Sometimes it takes years of reading to see the words. Even though the story is familiar and I’ve read the book, it was very moving to see this a couple of days ago.
In the middle of preparation for a Bible Study I usually do not teach, I noticed these words for the first time. Think about it. The son has wished his father dead by asking for his inheritance early, taken off with it and spent it on prostitutes. We can only assume he was not buying them dinner and a cup of coffee. He then runs out of money and finds himself in the midst of pigs – the definitive symbol for being unclean, inside and out, for a Jew. So he decides he would be better off as a servant of his father than in such a shameful position. With humility he heads back and his father sees him coming from a long way off (not insignificant in and of itself). And the father felt compassion for him.

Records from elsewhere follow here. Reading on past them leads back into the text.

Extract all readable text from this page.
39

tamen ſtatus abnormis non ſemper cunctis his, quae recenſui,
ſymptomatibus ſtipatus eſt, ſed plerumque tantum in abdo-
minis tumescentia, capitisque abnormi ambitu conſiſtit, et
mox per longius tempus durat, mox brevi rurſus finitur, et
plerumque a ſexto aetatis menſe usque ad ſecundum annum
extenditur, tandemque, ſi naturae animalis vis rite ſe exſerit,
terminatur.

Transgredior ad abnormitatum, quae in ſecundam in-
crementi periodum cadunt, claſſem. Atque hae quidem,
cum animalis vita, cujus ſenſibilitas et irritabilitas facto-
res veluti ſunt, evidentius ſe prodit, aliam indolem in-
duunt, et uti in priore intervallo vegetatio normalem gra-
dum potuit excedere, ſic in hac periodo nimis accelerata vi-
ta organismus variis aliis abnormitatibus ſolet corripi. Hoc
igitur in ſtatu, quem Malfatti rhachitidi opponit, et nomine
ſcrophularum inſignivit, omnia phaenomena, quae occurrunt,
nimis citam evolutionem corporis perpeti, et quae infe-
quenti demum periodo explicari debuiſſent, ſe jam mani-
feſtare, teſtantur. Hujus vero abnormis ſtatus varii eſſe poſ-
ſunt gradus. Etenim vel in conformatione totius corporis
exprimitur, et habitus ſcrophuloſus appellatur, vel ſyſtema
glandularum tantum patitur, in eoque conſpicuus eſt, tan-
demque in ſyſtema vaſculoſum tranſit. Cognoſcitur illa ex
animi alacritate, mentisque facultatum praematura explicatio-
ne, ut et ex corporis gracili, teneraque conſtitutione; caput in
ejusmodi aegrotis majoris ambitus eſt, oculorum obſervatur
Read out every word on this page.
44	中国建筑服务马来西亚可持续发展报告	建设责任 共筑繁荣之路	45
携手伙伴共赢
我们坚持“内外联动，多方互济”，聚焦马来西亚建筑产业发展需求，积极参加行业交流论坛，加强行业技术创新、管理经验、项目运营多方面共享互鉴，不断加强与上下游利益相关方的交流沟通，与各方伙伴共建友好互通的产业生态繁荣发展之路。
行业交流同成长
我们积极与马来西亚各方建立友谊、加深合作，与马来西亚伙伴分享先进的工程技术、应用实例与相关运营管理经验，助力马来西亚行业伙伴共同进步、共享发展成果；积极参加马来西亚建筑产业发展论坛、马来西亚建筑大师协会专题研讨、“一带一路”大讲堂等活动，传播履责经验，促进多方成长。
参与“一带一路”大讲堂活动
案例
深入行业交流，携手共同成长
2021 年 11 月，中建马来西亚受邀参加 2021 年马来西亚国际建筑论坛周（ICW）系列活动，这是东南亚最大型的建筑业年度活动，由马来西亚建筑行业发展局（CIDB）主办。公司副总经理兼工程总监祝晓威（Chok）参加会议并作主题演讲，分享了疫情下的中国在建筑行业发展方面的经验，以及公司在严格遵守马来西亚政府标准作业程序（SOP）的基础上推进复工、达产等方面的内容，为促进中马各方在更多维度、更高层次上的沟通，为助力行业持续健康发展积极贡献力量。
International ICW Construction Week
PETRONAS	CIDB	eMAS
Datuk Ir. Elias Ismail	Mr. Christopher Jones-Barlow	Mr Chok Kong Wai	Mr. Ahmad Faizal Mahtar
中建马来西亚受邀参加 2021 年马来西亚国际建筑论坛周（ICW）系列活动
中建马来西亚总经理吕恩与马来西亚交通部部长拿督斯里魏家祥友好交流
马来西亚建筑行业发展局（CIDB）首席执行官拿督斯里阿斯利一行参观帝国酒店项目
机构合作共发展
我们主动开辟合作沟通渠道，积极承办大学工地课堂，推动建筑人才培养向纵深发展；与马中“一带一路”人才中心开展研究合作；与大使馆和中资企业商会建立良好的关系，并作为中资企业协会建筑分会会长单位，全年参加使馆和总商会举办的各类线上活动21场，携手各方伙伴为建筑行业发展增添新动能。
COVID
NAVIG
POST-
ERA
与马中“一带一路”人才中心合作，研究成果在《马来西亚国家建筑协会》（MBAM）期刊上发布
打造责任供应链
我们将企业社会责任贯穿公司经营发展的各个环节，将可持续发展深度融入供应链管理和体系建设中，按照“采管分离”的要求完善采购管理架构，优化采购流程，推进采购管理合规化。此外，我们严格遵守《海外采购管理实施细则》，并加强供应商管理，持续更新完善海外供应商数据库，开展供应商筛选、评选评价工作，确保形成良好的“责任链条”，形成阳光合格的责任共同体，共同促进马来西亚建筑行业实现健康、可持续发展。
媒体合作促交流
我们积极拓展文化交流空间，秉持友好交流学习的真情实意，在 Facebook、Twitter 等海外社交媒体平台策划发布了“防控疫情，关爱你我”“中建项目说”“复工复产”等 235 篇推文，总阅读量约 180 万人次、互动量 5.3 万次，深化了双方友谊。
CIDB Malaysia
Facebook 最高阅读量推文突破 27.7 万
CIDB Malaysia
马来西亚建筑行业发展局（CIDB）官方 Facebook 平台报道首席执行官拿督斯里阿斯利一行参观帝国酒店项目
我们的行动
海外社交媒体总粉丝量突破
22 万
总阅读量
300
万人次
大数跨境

You don’t feel compassion for people who are not hurting. Compassion is reserved for the hurting. You don’t feel compassion for someone with a new car. You feel compassion for those who just wrecked their car. Actually you are not as likely to feel compassion for them if they wrecked their car because they were drinking. The hurt has to be through no fault of their own.
To have compassion is to come alongside the hurting and hurt because of their hurt. The father feels compassion for the pain of the son – the son who wished him dead and squandered his money on prostitutes and now comes back to where he should have been glad to stay.
Phillip Yancey once wrote that we live in a world of “un-grace.” That statement has stuck with me for over a decade. It’s true. I’m a parent and the compassion of this father is still shocking to me. Heroic but shocking. The compassion of the Father for sinners who are hurting as a result of their sin is a shot across the bow of this world and all it’s un-grace.